Bottoms Up
So I was listening to an IT Conversations podcast today, and Valdis Krebs offered quite an interesting perspective. Lately I’ve been thinking about social identity and how people can manage their online identities more efficiently, since I’m not aware of any tools that enable users to bridge social networks with one identity.
Anyway, Krebs asserted that today’s “social networks” such as LinkedIn and Facebook are in fact not very representative of the real world. A person’s social network consists of various groups of people, such as family, friends, coworkers, former coworkers, etc. It does not typically include people that sent you an invite that you feel obliged to accept. Regardless of that, he asserts that the technology that most realistically mirrors a person’s true social network is E-Mail. He suggests that people who go to LinkedIn or Facebook are going to a location that is not part of their natural social network in order to connect with people online; he refers to this as the ‘top down’ approach.
In contrast, a ‘bottoms up’ approach might be to leverage the communications technologies that people already use to build their online social networks. For example, building social applications based on a person’s IM client, E-Mail account, and twitter account would
more closely represent a person’s true social network, while at the same time providing convenience for that person. So the ‘bottoms up’ approach builds the network from the person out, instead of from the network down.
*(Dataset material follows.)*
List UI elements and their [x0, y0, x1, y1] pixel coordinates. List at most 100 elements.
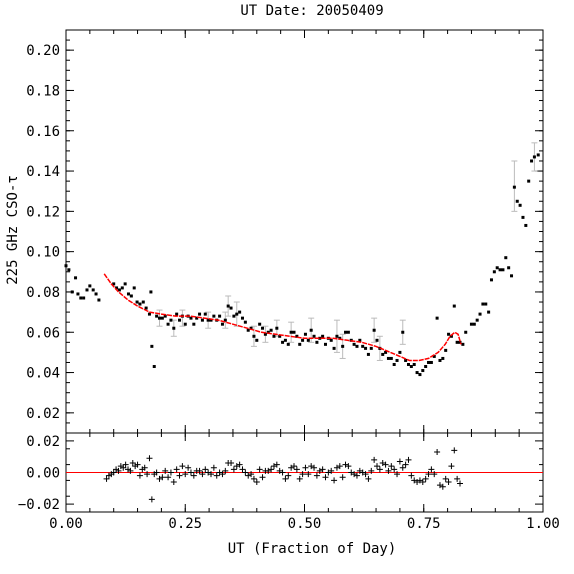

I find this idea very intriguing. From a technology perspective, I don’t see why applications couldn’t be built on top of IM clients as a starting point. As a former colleague of mine (excitedly) points out in a recent blog post, XMPP is an extensible protocol that sits at the heart of some IM client implementations. Why couldn’t social profile information be built out on top of these IM clients?
In fact, some IM providers are halfway there already (XMPP or not). If you try to edit your profile in Yahoo IM or AOL IM, you end up at a web page. This seems like a great place to build out a Facebook clone, if you ask me. It wouldn’t necessarily solve the problem of having multiple social identities (unless that IM provider worked towards that goal via partnering agreements and open standards), but it would bridge the disconnect between the ’social network’ web sites and the actual social networks that people already have in their IM clients.
So maybe OpenID isn’t the best answer to the problem. Maybe XMPP is. I’m certainly not making a proclamation here, but I’m convinced that XMPP deserves more careful thought.